Earlier this year, NASA picked SpaceX to build the lander that will return astronauts to the moon for the first time in more than 50 years.
Under the nearly $3 billion contract, Elon Musk’s company would propel the mission using one of its new rocketships, known as the Starship, which is eventually intended to bring humans to Mars.
But Musk’s chief rival in the private spaceflight game has other ideas.
The two companies that lost out on the lunar lander contract — Dynetics Inc. and Jeff Bezos’ Blue Origin — appealed the decision to federal officials, arguing that their bids were not scored correctly and that NASA should have handed out multiple contracts for the effort.
After the Government Accountability Office rejected that overture, Blue Origin decided to take things further. Reuters reports that Blue Origin is suing the federal government in hopes of addressing what it says are “fundamental” flaws in the bidding process.
The company’s filing is under seal, but Blue Origin said it identified problems that must be addressed in order to preserve fairness, competition and “ensure a safe return to the moon for America."

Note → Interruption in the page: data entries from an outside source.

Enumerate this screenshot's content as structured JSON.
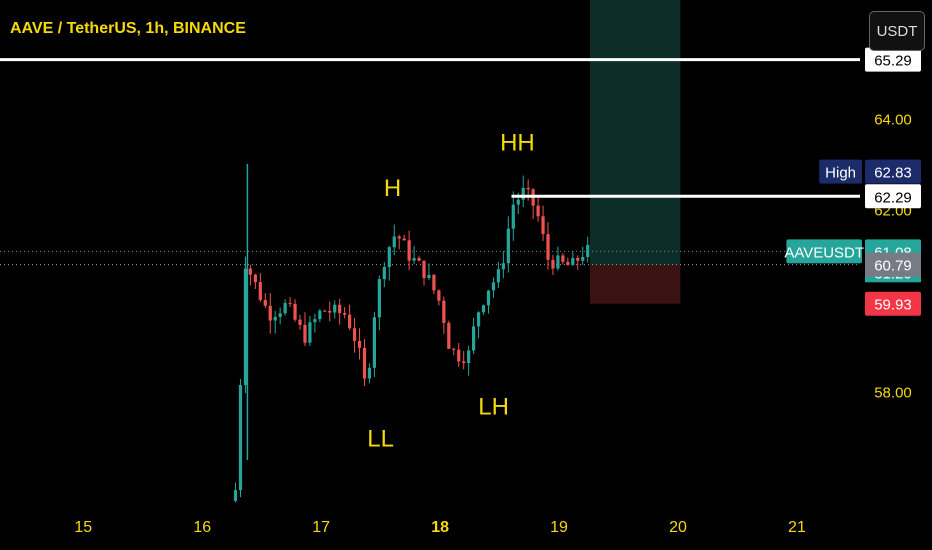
{
  "header": {
    "title": "AAVE / TetherUS, 1h, BINANCE",
    "currency": "USDT"
  },
  "price_axis": {
    "ticks": [
      {
        "value": 64.0,
        "label": "64.00"
      },
      {
        "value": 62.0,
        "label": "62.00"
      },
      {
        "value": 58.0,
        "label": "58.00"
      }
    ]
  },
  "price_tags": [
    {
      "name": "level-tag-top",
      "value": 65.29,
      "label": "65.29",
      "bg": "#ffffff",
      "fg": "#000000"
    },
    {
      "name": "high-tag",
      "value": 62.83,
      "label": "62.83",
      "bg": "#1c2c6b",
      "fg": "#ffffff",
      "caption": "High"
    },
    {
      "name": "level-tag-mid",
      "value": 62.29,
      "label": "62.29",
      "bg": "#ffffff",
      "fg": "#000000"
    },
    {
      "name": "last-price-tag",
      "value": 61.08,
      "label": "61.08",
      "bg": "#26a69a",
      "fg": "#ffffff",
      "caption": "AAVEUSDT"
    },
    {
      "name": "countdown-tag",
      "value": 60.62,
      "label": "31:20",
      "bg": "#26a69a",
      "fg": "#ffffff",
      "text_only": true
    },
    {
      "name": "entry-tag",
      "value": 60.79,
      "label": "60.79",
      "bg": "#787b86",
      "fg": "#ffffff"
    },
    {
      "name": "stop-tag",
      "value": 59.93,
      "label": "59.93",
      "bg": "#f23645",
      "fg": "#ffffff"
    }
  ],
  "time_axis": {
    "labels": [
      {
        "label": "15",
        "bold": false
      },
      {
        "label": "16",
        "bold": false
      },
      {
        "label": "17",
        "bold": false
      },
      {
        "label": "18",
        "bold": true
      },
      {
        "label": "19",
        "bold": false
      },
      {
        "label": "20",
        "bold": false
      },
      {
        "label": "21",
        "bold": false
      }
    ]
  },
  "annotations": [
    {
      "text": "H",
      "day": 17.6,
      "price": 62.3
    },
    {
      "text": "HH",
      "day": 18.65,
      "price": 63.3
    },
    {
      "text": "LL",
      "day": 17.5,
      "price": 56.8
    },
    {
      "text": "LH",
      "day": 18.45,
      "price": 57.5
    }
  ],
  "colors": {
    "up": "#26a69a",
    "down": "#ef5350",
    "text": "#f5d90a",
    "profit_zone": "#0d2d28",
    "loss_zone": "#3a1212",
    "reference_lines": "#ffffff"
  },
  "chart_data": {
    "type": "candlestick",
    "symbol": "AAVEUSDT",
    "title": "AAVE / TetherUS, 1h, BINANCE",
    "interval": "1h",
    "ylim": [
      55.4,
      66.6
    ],
    "xlim": [
      14.3,
      21.53
    ],
    "horizontal_lines": [
      65.29,
      62.29
    ],
    "position": {
      "entry": 60.79,
      "target": 66.6,
      "stop": 59.93,
      "start_day": 19.26,
      "end_day": 20.02
    },
    "last_price": 61.08,
    "high": 62.83,
    "candles_summary": {
      "start_day": 16.28,
      "end_day": 19.25,
      "step_days": 0.0417,
      "anchors": [
        {
          "day": 16.28,
          "price": 55.6
        },
        {
          "day": 16.35,
          "price": 56.0
        },
        {
          "day": 16.38,
          "price": 61.0
        },
        {
          "day": 16.48,
          "price": 60.4
        },
        {
          "day": 16.6,
          "price": 59.7
        },
        {
          "day": 16.75,
          "price": 59.9
        },
        {
          "day": 16.9,
          "price": 59.2
        },
        {
          "day": 17.05,
          "price": 59.8
        },
        {
          "day": 17.25,
          "price": 59.7
        },
        {
          "day": 17.35,
          "price": 59.0
        },
        {
          "day": 17.42,
          "price": 58.0
        },
        {
          "day": 17.5,
          "price": 60.0
        },
        {
          "day": 17.58,
          "price": 61.0
        },
        {
          "day": 17.67,
          "price": 61.5
        },
        {
          "day": 17.78,
          "price": 61.0
        },
        {
          "day": 17.92,
          "price": 60.6
        },
        {
          "day": 18.05,
          "price": 59.9
        },
        {
          "day": 18.12,
          "price": 59.0
        },
        {
          "day": 18.18,
          "price": 58.8
        },
        {
          "day": 18.28,
          "price": 58.8
        },
        {
          "day": 18.35,
          "price": 59.7
        },
        {
          "day": 18.45,
          "price": 60.3
        },
        {
          "day": 18.55,
          "price": 60.6
        },
        {
          "day": 18.65,
          "price": 62.1
        },
        {
          "day": 18.75,
          "price": 62.4
        },
        {
          "day": 18.85,
          "price": 62.0
        },
        {
          "day": 18.95,
          "price": 60.9
        },
        {
          "day": 19.05,
          "price": 60.8
        },
        {
          "day": 19.15,
          "price": 60.75
        },
        {
          "day": 19.25,
          "price": 61.08
        }
      ]
    }
  }
}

NASA said it was reviewing the matter; its legal response is due in mid-October.
The GAO, in its ruling, said NASA was within its rights to award just a single contract, and that SpaceX had the highest rating at a significantly lower price — though Blue Origin contends the company was unfairly allowed to revise its pricing. Bezos had also offered to personally offset $2 billion of NASA funding.
The contract decision, meanwhile, has already generated fallout for Blue Origin. Business Insider reports that a top engineer on its lander program has departed the company to work for SpaceX.